Newsgroups: alt.drugs
Subject: An old article on WOD
From: [an 40496] at [anon.penet.fi] (Holden Caulfield)
Date: Mon,  6 Dec 1993 15:00:26 UTC

>From _New Scientist_ 24 Feb 1990.  Reproduced without permission.
                       *             *             *
                 Canadians accuse US of `hysteria' over drugs

                          Leigh Dayton, Vancouver


	The addictive potential of cocaine may have been widely overstated,
according to a Canadian psychologist.  "The drug is no more addictive or 
medically risky than drinking alcohol or coffee, gambling, smoking tobacco
or marijuana, or making love to excess," says Bruce Alexander, a psychologist
at Simon Fraser University in Vancouver.
	Alexander believes misinformation about the actual dangers of the drug
has led to "cocaine hysteria" throughout North America.  The resultant "war on
drugs" in the US, particularly against cocaine, will be an expensive failure,
he predicts, because it fails to address the true causes of substance abuse,
such as poverty, societal decay, and psychological distress.

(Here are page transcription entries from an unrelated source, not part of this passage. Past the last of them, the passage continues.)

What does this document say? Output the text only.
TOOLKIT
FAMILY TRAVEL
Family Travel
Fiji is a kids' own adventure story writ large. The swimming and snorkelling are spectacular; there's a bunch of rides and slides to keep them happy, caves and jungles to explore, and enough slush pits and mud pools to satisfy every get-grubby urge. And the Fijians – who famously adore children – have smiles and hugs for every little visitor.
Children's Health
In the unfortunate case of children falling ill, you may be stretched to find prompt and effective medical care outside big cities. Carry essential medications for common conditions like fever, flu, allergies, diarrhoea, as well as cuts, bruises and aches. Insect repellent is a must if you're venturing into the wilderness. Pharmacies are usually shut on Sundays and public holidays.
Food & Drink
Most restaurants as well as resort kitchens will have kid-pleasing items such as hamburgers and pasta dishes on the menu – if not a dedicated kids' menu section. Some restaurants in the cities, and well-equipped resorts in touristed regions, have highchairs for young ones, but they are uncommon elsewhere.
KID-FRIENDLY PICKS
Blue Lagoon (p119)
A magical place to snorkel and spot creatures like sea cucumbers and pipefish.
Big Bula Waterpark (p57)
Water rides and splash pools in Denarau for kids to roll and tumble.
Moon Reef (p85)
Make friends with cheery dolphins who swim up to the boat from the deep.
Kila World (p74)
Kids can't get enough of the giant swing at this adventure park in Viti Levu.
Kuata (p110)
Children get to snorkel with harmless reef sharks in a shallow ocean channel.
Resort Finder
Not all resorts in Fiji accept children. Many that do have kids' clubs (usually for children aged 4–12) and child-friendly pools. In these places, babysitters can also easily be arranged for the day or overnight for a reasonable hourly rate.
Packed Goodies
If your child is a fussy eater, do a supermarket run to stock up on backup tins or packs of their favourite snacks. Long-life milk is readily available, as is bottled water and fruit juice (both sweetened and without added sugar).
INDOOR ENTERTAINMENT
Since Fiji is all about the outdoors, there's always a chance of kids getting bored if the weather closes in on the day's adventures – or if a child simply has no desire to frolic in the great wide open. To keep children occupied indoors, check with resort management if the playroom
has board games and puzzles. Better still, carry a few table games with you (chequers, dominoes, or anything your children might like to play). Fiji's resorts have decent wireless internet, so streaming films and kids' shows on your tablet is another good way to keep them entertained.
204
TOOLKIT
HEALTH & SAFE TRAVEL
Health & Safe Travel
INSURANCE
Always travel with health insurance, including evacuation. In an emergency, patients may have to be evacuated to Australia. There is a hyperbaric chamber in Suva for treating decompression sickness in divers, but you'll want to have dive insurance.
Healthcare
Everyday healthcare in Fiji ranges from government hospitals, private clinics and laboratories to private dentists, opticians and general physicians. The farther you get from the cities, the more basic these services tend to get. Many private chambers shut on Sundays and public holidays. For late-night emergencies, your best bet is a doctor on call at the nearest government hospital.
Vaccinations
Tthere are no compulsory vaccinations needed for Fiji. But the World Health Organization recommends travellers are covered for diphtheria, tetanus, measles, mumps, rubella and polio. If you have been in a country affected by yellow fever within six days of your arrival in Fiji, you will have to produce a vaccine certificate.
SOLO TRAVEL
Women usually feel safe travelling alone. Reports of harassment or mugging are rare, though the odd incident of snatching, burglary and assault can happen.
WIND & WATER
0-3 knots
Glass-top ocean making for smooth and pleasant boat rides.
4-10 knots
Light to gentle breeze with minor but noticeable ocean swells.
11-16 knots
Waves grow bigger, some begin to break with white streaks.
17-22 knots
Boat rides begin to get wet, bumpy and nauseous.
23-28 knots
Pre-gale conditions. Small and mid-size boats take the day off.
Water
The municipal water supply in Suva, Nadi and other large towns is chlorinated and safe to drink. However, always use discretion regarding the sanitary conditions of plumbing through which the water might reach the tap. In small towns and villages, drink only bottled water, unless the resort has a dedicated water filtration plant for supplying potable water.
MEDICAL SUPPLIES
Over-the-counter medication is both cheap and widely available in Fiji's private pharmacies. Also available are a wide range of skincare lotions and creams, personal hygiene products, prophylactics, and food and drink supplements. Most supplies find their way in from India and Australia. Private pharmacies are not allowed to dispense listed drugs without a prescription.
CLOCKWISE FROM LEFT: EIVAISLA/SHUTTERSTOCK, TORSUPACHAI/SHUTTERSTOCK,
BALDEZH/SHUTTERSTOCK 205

	Alexander bases his controversial conclusions on research conducted
with psychologist Patricia Erickson of Toronto's Addiction Research Foundation.
The scientists conducted a comprehensive review of the available animal, 
clinical, and epidemiological studies, as well as carrying out original research
in Canada.  Details of the research were reported in _Social Pharmacology_ 
(3(3), pp 249-270, 1989) and will be included in Alexander's book,
_Peaceful Measures: Canada's Alternatives to the War on Drugs_, to be 
published by the University of Toronto Press this summer.

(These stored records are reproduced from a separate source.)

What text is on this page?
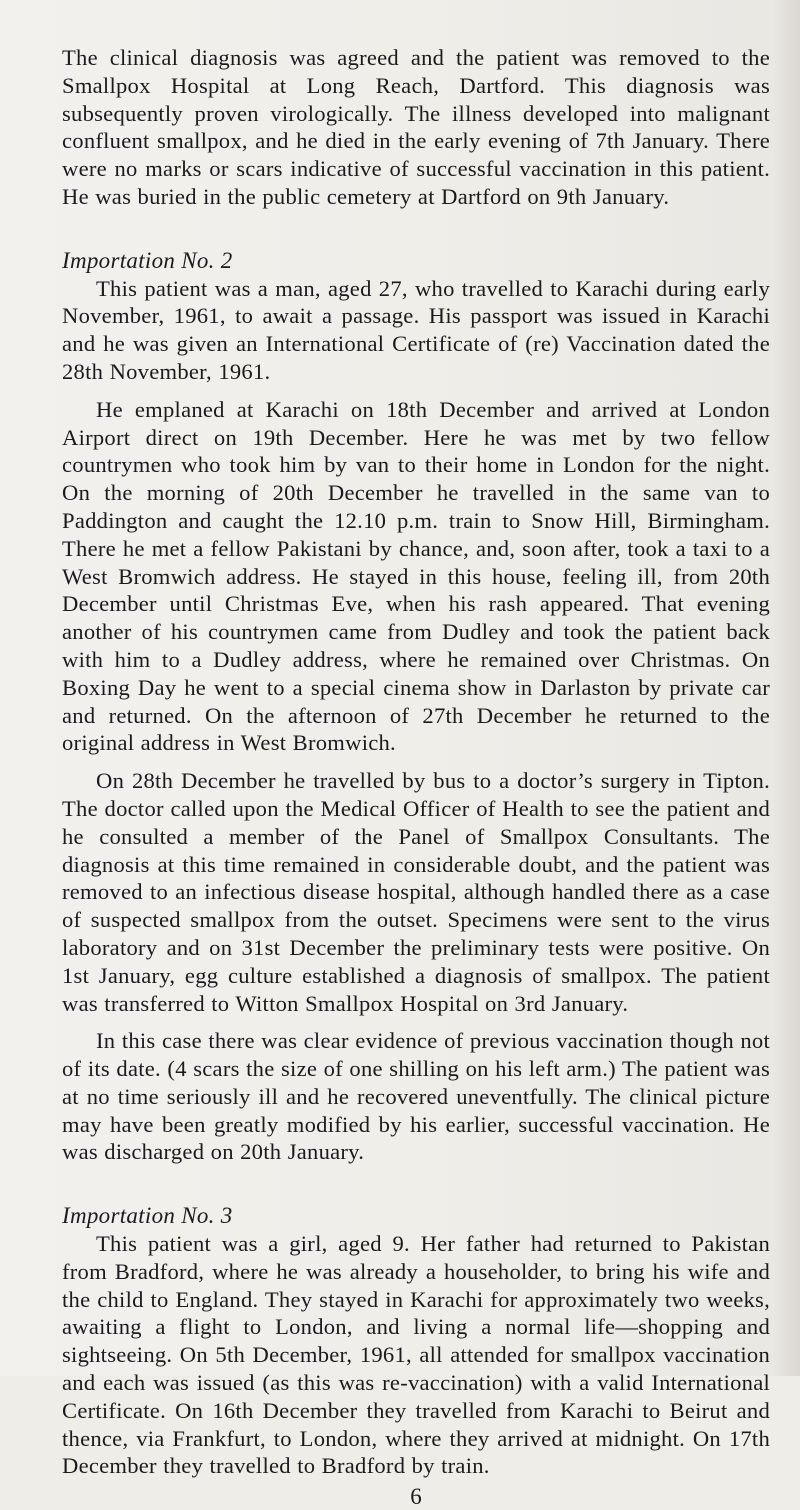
The clinical diagnosis was agreed and the patient was removed to the Smallpox Hospital at Long Reach, Dartford. This diagnosis was subsequently proven virologically. The illness developed into malignant confluent smallpox, and he died in the early evening of 7th January. There were no marks or scars indicative of successful vaccination in this patient. He was buried in the public cemetery at Dartford on 9th January.

Importation No. 2

This patient was a man, aged 27, who travelled to Karachi during early November, 1961, to await a passage. His passport was issued in Karachi and he was given an International Certificate of (re) Vaccination dated the 28th November, 1961.

He emplaned at Karachi on 18th December and arrived at London Airport direct on 19th December. Here he was met by two fellow countrymen who took him by van to their home in London for the night. On the morning of 20th December he travelled in the same van to Paddington and caught the 12.10 p.m. train to Snow Hill, Birmingham. There he met a fellow Pakistani by chance, and, soon after, took a taxi to a West Bromwich address. He stayed in this house, feeling ill, from 20th December until Christmas Eve, when his rash appeared. That evening another of his countrymen came from Dudley and took the patient back with him to a Dudley address, where he remained over Christmas. On Boxing Day he went to a special cinema show in Darlaston by private car and returned. On the afternoon of 27th December he returned to the original address in West Bromwich.

On 28th December he travelled by bus to a doctor’s surgery in Tipton. The doctor called upon the Medical Officer of Health to see the patient and he consulted a member of the Panel of Smallpox Consultants. The diagnosis at this time remained in considerable doubt, and the patient was removed to an infectious disease hospital, although handled there as a case of suspected smallpox from the outset. Specimens were sent to the virus laboratory and on 31st December the preliminary tests were positive. On 1st January, egg culture established a diagnosis of smallpox. The patient was transferred to Witton Smallpox Hospital on 3rd January.

In this case there was clear evidence of previous vaccination though not of its date. (4 scars the size of one shilling on his left arm.) The patient was at no time seriously ill and he recovered uneventfully. The clinical picture may have been greatly modified by his earlier, successful vaccination. He was discharged on 20th January.

Importation No. 3

This patient was a girl, aged 9. Her father had returned to Pakistan from Bradford, where he was already a householder, to bring his wife and the child to England. They stayed in Karachi for approximately two weeks, awaiting a flight to London, and living a normal life—shopping and sightseeing. On 5th December, 1961, all attended for smallpox vaccination and each was issued (as this was re-vaccination) with a valid International Certificate. On 16th December they travelled from Karachi to Beirut and thence, via Frankfurt, to London, where they arrived at midnight. On 17th December they travelled to Bradford by train.

6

	"The most direct data indicate that between 5 and 10 per cent of those
who ever try cocaine will eventually use it weekly or more often," Alexander
said.  "Of this minority of users, probably one-tenth to one-quarter become
addicted at some point in their cocaine using careers."
	Of those people who do become hooked and who seek treatment for a 
cocaine problem, most are "cross-addicted" to other substances as well, say 
the scientists.  They cite a study conducted in 1985 by the US National 
Institute on Drug Abuse.  It found that 70 per cent of cocaine abusers also
use alcohol and cannabis; up to 27 per cent use tranquillisers, 
amphetamines and heroine.  "Cocaine-only" patients are uncommon.
	Surprisingly, the majority of users who do become dependent on 
cocaine return to moderate use or abstinence without treatment, the Canadians
claim.  Long-term studies in Los Angeles, San Francisco, and Holland, for 
instance, reveal that "non-deviant" users - those who are neither in treatment
nor in prison - fluctuated between periods of heavy and controlled use.  
Heavy users tend to moderate their behaviour for several reasons:  limited 
availability of the drug, concern with physical risks, loss of interest, and
changes in lifestyle such as parenthood.
	Alexander and Erickson warn, however, that cocaine is not harmless.
As with any drug, it can be dangerous when overused and can occasionally 
produce harmful side-effects.  But Alexander argues that the crusade against 
cocaine "blinds us to the real causes of the misery and violence that corrupt 
human society".  He adds:  "This distortion of reality, not the behavioural
or medical effects of the drug, is the real danger of cocaine in our times".